I have been looking at a Beretta Brigadier 92G, which has a rail, G-type de-cocker, night sights and checkered front of grip. This is a new gun. But I cannot find any info on it. Web search always come up with the Wilson version, which seems almost the same. The price is $1200, which seems high for a 92. Does anyone know about the new production of this pistol?


----------



## TAPnRACK (Jan 30, 2013)

I paid $1,100 (new) for my 92G-SD in 2006, if that helps. They are top of the Beretta 92 line.


----------



## denner (Jun 3, 2011)

I see a 92G on Beretta's website, but w/o the brig slide. 92G's have been historically very, very, hard to find in my experience. TapnRack has a very top end model probably of limited production? I paid around $700.00 for my NIB 92G (police special, non brig slide) with factory installed Trijicons back in 1993. 

Are you sure what your looking at is not a custom Wilson version? Anyway, very good move on Beretta's part for offering them to the public again, at least they have them on their website, but finding one may be a different story and worth every penny.


----------



## Shipwreck (Jan 26, 2006)

Currently - besides the standard 92FS, M9A1, 92A1, M9A1 Compact, 90-Two models being sold....there is a Beretta Brigadier (FS model), a standard 92 with G, the Inox Vertec (FS model), and the 92G-SD. The 92G-SD is what you are describing. It is NOT listed as a Brigadier G model. It's a previous model that they have decided to make again.

The original had a blackened stainless barrel and slide. I do not know if the new one is like that too.

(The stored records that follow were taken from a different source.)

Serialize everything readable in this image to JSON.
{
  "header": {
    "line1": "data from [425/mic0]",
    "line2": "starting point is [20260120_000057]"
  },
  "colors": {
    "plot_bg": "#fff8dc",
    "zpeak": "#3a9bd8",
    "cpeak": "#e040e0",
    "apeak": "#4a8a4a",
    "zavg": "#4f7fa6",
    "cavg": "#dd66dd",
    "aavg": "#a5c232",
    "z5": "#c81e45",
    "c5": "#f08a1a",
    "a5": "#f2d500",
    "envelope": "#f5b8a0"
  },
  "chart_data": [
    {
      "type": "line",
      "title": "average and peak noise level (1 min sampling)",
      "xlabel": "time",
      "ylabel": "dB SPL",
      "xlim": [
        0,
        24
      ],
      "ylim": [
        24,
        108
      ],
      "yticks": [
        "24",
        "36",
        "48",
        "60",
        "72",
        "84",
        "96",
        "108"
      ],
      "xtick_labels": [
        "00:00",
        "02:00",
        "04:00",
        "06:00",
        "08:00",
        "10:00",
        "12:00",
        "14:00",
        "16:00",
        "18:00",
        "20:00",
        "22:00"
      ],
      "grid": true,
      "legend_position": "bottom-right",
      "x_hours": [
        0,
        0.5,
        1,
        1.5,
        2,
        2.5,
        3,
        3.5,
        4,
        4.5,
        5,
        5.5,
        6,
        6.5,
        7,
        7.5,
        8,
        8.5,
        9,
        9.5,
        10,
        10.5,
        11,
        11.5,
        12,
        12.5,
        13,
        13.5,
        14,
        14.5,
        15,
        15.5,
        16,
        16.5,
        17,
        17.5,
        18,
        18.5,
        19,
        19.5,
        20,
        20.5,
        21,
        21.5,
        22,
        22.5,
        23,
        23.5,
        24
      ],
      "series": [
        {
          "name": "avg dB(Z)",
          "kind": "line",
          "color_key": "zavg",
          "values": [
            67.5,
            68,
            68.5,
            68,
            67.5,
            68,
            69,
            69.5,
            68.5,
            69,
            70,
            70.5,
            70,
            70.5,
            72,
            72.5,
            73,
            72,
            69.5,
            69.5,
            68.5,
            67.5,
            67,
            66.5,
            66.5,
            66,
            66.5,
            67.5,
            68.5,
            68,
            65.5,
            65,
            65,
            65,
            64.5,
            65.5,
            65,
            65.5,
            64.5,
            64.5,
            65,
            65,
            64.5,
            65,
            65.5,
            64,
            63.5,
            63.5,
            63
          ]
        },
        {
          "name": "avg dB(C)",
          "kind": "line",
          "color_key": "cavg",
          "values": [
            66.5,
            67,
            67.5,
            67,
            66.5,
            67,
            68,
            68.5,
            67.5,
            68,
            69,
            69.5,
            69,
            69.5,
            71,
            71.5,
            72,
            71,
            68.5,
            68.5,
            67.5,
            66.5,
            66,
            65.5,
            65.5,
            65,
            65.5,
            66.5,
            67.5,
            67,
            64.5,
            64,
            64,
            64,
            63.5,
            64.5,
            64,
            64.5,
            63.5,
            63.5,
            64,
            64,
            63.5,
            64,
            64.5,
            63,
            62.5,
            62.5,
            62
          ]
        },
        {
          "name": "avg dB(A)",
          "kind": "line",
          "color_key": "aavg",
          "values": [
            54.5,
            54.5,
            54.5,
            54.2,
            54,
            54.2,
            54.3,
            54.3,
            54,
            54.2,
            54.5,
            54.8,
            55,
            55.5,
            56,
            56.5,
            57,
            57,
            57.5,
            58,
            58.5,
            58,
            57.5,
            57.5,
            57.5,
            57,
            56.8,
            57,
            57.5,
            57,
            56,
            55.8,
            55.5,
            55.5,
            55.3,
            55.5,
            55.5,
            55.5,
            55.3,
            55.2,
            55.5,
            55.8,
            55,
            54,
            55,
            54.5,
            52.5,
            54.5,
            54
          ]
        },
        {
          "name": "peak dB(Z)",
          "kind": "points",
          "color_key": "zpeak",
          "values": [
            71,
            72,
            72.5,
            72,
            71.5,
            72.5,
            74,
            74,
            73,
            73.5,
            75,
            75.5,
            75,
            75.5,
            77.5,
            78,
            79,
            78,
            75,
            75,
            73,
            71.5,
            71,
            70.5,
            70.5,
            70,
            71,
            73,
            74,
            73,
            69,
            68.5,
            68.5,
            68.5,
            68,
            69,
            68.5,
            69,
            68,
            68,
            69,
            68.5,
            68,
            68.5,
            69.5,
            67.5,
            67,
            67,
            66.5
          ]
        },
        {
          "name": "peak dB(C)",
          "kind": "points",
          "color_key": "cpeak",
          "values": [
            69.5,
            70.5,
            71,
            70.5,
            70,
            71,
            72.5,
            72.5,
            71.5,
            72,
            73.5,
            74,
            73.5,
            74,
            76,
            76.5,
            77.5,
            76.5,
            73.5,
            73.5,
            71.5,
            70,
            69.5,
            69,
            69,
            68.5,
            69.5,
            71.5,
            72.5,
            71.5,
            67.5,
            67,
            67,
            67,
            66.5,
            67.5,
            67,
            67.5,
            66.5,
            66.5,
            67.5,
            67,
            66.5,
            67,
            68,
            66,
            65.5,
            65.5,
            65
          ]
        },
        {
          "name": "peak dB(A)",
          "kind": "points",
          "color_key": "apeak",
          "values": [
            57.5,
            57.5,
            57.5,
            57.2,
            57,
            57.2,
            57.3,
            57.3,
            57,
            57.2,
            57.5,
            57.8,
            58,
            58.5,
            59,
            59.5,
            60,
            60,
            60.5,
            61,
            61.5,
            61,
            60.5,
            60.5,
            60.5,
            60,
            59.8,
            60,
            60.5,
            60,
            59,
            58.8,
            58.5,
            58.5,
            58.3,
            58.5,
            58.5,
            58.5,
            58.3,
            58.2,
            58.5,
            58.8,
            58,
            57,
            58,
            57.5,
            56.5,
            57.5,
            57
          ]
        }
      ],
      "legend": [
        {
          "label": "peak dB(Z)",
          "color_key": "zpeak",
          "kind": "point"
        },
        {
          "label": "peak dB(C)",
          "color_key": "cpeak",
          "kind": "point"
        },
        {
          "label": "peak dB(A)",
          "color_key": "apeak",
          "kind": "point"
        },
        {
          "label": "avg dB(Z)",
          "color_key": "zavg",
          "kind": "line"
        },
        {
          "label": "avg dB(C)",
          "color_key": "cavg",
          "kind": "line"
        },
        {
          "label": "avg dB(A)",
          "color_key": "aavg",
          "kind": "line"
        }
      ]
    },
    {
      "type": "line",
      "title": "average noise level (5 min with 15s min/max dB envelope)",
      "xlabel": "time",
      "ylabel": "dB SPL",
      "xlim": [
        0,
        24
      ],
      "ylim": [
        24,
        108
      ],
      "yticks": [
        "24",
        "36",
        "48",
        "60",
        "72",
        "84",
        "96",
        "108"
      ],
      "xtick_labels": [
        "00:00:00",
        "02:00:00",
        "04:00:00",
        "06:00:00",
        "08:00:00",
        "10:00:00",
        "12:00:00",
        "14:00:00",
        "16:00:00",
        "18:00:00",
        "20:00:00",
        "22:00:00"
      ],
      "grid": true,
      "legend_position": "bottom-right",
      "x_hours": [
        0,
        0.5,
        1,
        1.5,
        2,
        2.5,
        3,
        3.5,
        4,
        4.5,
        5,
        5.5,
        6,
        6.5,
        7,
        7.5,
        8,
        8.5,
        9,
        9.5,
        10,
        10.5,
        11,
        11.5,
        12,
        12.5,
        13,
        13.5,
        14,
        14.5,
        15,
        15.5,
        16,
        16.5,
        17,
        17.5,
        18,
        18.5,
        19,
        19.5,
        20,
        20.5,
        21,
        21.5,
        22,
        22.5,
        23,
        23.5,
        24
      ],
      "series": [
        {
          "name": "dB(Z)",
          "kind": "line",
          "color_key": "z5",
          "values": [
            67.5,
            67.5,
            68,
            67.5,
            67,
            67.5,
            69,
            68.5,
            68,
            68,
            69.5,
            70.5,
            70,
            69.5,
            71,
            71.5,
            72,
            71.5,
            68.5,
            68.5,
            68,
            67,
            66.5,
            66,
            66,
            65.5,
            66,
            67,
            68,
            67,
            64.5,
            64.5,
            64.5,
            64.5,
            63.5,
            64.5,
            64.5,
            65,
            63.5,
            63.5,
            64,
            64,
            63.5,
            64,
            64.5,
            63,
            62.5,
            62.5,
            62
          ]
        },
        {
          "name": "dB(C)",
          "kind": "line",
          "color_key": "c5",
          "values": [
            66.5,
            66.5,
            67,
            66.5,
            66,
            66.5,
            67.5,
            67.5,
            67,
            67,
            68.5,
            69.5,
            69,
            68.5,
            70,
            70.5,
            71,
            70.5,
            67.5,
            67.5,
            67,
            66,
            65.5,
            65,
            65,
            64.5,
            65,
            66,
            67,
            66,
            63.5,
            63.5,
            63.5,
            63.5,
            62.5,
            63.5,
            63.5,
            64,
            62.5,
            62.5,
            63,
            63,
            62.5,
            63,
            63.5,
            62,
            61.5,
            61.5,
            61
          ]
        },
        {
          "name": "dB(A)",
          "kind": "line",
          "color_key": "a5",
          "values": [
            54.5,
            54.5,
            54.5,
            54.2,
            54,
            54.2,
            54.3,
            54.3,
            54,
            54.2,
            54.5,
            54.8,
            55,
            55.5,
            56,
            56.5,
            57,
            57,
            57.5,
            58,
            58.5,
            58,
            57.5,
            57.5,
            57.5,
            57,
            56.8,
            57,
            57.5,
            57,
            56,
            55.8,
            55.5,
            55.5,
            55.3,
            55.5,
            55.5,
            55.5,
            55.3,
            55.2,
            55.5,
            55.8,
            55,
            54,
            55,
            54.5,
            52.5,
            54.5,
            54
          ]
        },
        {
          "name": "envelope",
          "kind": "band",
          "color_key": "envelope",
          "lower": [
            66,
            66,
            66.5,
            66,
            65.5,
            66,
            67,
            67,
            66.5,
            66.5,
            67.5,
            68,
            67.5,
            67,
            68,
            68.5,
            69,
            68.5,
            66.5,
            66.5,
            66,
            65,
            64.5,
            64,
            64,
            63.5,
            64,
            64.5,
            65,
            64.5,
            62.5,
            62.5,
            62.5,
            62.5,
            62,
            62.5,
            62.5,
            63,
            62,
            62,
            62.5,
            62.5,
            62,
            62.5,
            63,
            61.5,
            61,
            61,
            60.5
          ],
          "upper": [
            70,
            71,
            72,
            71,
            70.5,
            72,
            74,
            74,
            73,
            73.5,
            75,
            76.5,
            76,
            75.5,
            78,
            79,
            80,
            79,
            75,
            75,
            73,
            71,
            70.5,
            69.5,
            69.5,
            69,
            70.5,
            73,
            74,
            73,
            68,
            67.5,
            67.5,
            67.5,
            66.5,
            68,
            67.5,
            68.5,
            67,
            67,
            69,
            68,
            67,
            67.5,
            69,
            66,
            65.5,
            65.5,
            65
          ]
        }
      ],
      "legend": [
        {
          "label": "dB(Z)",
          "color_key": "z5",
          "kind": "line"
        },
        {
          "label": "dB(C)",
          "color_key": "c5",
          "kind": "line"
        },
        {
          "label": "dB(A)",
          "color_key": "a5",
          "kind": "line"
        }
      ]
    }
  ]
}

I personally don't like railed models - I've owned many over the years, but later sold them. I like the non railed Berettas... That's what stopped me from buying one of the new Wilson models that Wilson is selling. And, that's why I am not interested in the 92G-SD or the Vertec (I owned a Vertec the first time around, like 12+ years ago)


----------



## denner (Jun 3, 2011)

Shipwreck said:


> Currently - besides the standard 92FS, M9A1, 92A1, M9A1 Compact, 90-Two models being sold....there is a Beretta Brigadier (FS model), a standard 92 with G, the Inox Vertec (FS model), and the 92G-SD. The 92G-SD is what you are describing. It is NOT listed as a Brigadier G model. It's a previous model that they have decided to make again.
> 
> The original had a blackened stainless barrel and slide. I do not know if the new one is like that too.
> 
> I personally do't like railed models - I've owned many over the years, but later sold them. I like the non railed Berettas... That's what stopped me from buying one of the new Wilson models that WIlson is selling


ShoNuff, thank you for the update and info. Maybe of interest is the link below if you want to be one of the first to know:

Beretta 92GSD - Contact Form


----------



## TAPnRACK (Jan 30, 2013)

Good link Denner... just completed the form for info. I'd love another one. Mine was a limited run (made for 4 years?).


----------



## Jvaliensi (Mar 11, 2015)

I've checked and the pistol is a model #J92GSD1 - Beretta 92G-SD 9MM Brigadier. It has the heavy slide which is typical for Brigadier models. I'm looking forward to getting it. I'd go for the WC version if it was for sell in my state. It appears to me that the 92GSD is the model that Wilson modifies and it sells for the same cost as the Beretta, so it seems a good deal.


----------



## Shipwreck (Jan 26, 2006)

Well, it DOES come with a Brigadier slide, but its listed as the SD model.


----------